Radio presenter Roman Kemp is highly regarded after Our Silent Emergency, a BBC documentary on mental health and suicide among young men.
Singer Niall Horan, Dick and Dom and other celebrities joined the audience and critics in applauding the Capital broadcaster’s emotional film.
Telegraph reviewer Michael Hogan saluted Kemp for his “frequently raw” and “deeply candid” documentary.
Kemp was in the process of making the film after a friend of his committed suicide last year.
Joe Lyons was Kemp’s producer at the Capital morning show, which he has been promoting since 2017.
In the film, which aired on BBC One on Monday and now on iPlayer, Kemp explored why a growing number of young men are committing suicide.
Prior to the broadcast, the 28-year-old actor said he hoped “it would show that there are ways to reach out to those who are suffering and need our help”.
In an hour-long program, he traveled around the UK to talk to young men who have lost their friends to suicide or who have tried to commit suicide.
He also spoke frankly with his parents – Spandau Ballet star-turned-actor Martin Kemp and Shirlie Holliman of Pepsi & Shirlie.
The program’s praise came from broadcasters and celebrities working with Kemp as well as critics, viewers and mental health professionals.

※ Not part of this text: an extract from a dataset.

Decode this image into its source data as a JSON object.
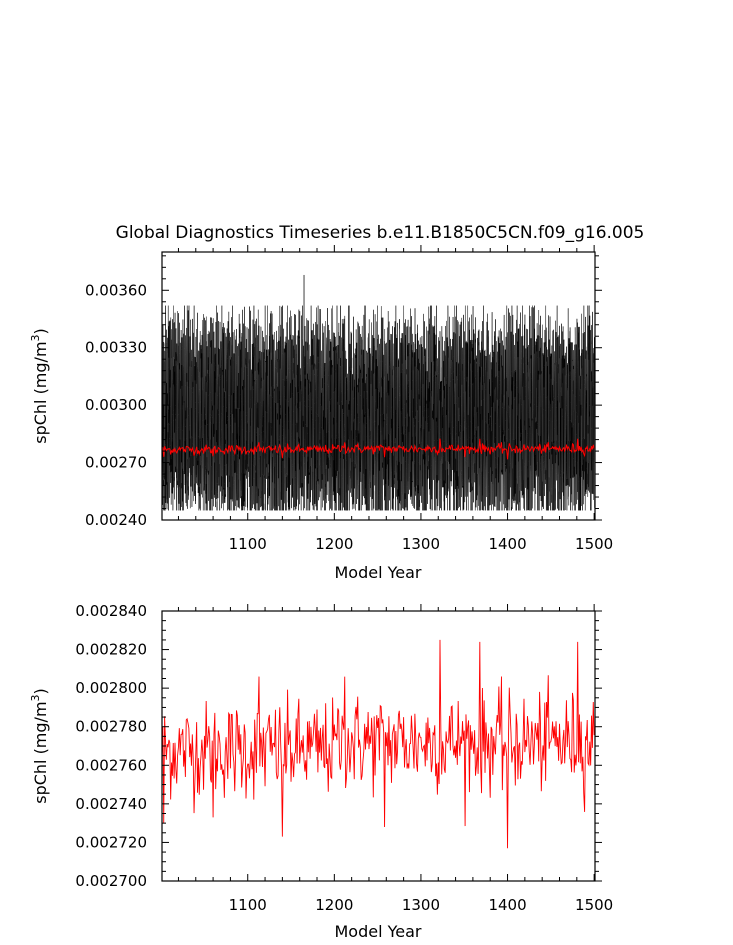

“What a truly emotional, thought provoking and well articulated documentary,” wrote TV presenters Dick and Dom on Twitter. “You will have helped many.”
Singer Tom Grennan called the film “a must watch”, while One Direction member Horan said it was both “eye opening and beautiful”.
DJ 1 Scott Mills of Radio 1 gave the presenter “a lot of respect”, and former political adviser Alastair Campbell, who spoke of his depression, praised the film as “very moving”.
Broadcaster Anneka Rice wrote on Twitter that she was “still in tears” after watching the “very touching” program.
“Thank you @romankemp for being so open about your experience,” wrote Rosena Allin-Khan, minister of mental health.
Other Twitter users called the documentary “valuable”, “important”, “educational” and “inspirational”.
And The Telegraph’s five-star review said: “This was a powerful look at a mental health emergency that’s in danger of scarring a generation.”
Writing on Twitter on Wednesday, Kemp offered heartfelt thanks “for the lovely words, reviews, articles and messages”.
“Please be the hero your friend needs,” he continued, going on to pay tribute to Lyons’ family.